Why Coaching Isn’t the Golden Ticket Everyone Claims It Is

If you’ve spent any time in the online business world, you’ve probably heard the pitch a thousand times: coaching is the ultimate way to make money online. High ticket prices, low overhead, work from anywhere in the world. It sounds perfect, doesn’t it?

And look, I’m not here to tell you that coaching can’t be lucrative. It absolutely can be. In fact, from a pure profit margin perspective, it’s hard to beat. You’re essentially trading your expertise and time for premium rates, often charging hundreds or even thousands of dollars per session. There’s no inventory to manage, no shipping costs, no complex funnels to maintain. Just you, your knowledge, and clients willing to pay for transformation.

But here’s what nobody talks about when they’re selling you their course on how to become a six-figure coach: the relentless grind of actually doing the work.

Every single dollar you make in coaching comes from showing up on a Zoom call with another human being. And while that might sound appealing in theory, the reality is exhausting in ways that aren’t immediately obvious. You’re constantly “on” in a way that other online business models don’t require. Each client needs your full attention, your energy, your empathy, and your problem-solving abilities in real time.

There’s no automation here. You can’t record it once and sell it a thousand times like a course. You can’t write it once and earn passive income like an ebook. Every client session is a fresh performance, and you need to bring your A-game whether it’s your first call of the day or your fifth. Try maintaining genuine enthusiasm and presence when you’re explaining the same foundational concept for the fortieth time that month to someone who didn’t do the homework you assigned.

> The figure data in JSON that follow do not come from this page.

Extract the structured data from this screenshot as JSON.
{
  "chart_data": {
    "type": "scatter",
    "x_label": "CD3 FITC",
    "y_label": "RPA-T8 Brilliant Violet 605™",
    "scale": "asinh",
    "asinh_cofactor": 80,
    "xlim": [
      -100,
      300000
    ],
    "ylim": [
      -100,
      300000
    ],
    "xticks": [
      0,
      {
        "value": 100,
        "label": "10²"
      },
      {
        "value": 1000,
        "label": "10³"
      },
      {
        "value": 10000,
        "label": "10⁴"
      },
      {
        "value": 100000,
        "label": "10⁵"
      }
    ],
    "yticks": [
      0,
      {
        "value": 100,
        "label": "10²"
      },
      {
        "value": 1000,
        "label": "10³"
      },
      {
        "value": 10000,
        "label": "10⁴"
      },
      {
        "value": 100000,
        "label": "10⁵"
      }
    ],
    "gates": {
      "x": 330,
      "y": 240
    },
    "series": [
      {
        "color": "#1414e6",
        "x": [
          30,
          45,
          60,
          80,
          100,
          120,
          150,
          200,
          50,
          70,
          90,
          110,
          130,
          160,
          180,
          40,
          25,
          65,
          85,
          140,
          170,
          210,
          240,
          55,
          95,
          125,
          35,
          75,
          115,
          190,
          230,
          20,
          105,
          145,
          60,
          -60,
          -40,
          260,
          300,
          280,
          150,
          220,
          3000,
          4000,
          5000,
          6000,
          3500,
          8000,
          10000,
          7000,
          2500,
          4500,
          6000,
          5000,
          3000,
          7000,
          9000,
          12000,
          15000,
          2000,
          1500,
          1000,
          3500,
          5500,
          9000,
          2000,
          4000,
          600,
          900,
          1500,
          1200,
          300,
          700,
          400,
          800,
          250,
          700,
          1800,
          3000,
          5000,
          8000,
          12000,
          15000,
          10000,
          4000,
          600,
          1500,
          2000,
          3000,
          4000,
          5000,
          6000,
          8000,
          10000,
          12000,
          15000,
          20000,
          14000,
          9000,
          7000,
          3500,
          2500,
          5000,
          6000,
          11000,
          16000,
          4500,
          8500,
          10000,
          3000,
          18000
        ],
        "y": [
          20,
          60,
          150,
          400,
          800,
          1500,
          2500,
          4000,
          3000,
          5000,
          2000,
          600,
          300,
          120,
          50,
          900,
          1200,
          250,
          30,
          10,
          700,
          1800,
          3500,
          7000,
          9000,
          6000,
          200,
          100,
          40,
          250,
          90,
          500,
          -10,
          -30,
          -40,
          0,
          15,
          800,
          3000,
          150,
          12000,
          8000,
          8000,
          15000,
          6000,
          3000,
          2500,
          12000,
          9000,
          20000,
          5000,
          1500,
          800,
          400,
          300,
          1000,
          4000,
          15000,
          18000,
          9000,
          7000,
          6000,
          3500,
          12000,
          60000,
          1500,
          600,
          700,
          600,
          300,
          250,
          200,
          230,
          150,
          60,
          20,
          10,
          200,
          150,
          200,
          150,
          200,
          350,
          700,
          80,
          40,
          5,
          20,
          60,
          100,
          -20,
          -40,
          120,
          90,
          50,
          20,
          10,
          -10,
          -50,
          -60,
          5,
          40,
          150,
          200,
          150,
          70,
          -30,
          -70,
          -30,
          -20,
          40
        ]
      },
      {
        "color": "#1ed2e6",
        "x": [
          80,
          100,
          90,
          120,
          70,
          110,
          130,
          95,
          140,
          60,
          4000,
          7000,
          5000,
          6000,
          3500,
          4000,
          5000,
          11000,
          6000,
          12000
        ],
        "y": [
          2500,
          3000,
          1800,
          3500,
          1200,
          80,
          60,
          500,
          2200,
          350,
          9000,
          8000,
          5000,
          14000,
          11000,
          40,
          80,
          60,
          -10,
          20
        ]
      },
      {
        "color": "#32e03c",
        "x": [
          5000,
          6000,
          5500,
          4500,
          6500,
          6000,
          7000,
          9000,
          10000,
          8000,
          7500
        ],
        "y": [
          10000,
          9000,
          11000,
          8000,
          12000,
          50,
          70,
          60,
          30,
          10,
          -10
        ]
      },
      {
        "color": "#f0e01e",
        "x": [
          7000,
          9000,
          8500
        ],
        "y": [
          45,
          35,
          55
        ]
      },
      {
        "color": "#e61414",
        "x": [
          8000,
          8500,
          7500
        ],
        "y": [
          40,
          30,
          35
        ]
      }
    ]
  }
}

And then there’s the emotional labor of dealing with people’s problems, resistance, excuses, and sometimes their personality quirks that make you question your career choices. Some clients are absolute dreams to work with. Others drain every ounce of your patience. You become part therapist, part cheerleader, part accountability partner, and part punching bag when things don’t go as planned in their business or life. The boundaries between professional relationship and emotional caretaker can blur uncomfortably.

The scheduling alone can feel like a part-time job. Coordinating across time zones, dealing with last-minute cancellations, rescheduling when someone’s kid gets sick or they simply forgot to show up. You’re constantly context-switching between different clients, different problems, different personalities. By the end of a coaching-heavy week, you might be making great money, but you’ll also feel like you’ve run an emotional marathon.

What really gets me is how coaching scales terribly. Want to double your income? You need to double your facetime hours or double your prices. There’s a hard ceiling on how much you can earn unless you’re willing to spend more of your life on video calls with strangers. Some coaches try to escape this trap by creating group programs, but then you’re managing group dynamics, which brings its own special brand of chaos.

The irony is that many people get into coaching because they want freedom and flexibility, but they end up trapped by their calendar, beholden to their clients’ schedules and needs. That beach laptop lifestyle? Sure, as long as you’ve got stable wifi for your 6am call with a client in Sydney and your 9pm session with someone in New York.

None of this means coaching is bad or that you shouldn’t do it. If you genuinely love working directly with people, if their breakthroughs energize you rather than deplete you, if you don’t mind your income being directly tied to your available hours, then coaching might actually be perfect for you. But let’s stop pretending it’s this effortless path to online riches. It’s hard work that requires a specific personality type and a high tolerance for human interaction at scale.

The best way to make money online isn’t necessarily the one that looks best on an income screenshot. It’s the one that aligns with how you actually want to spend your days and what kind of energy exchange you’re willing to make. For some people, that’s coaching. For many others, it’s the beautiful realization that there are other paths that don’t require quite so much exhausting facetime with strangers who need you to solve their problems.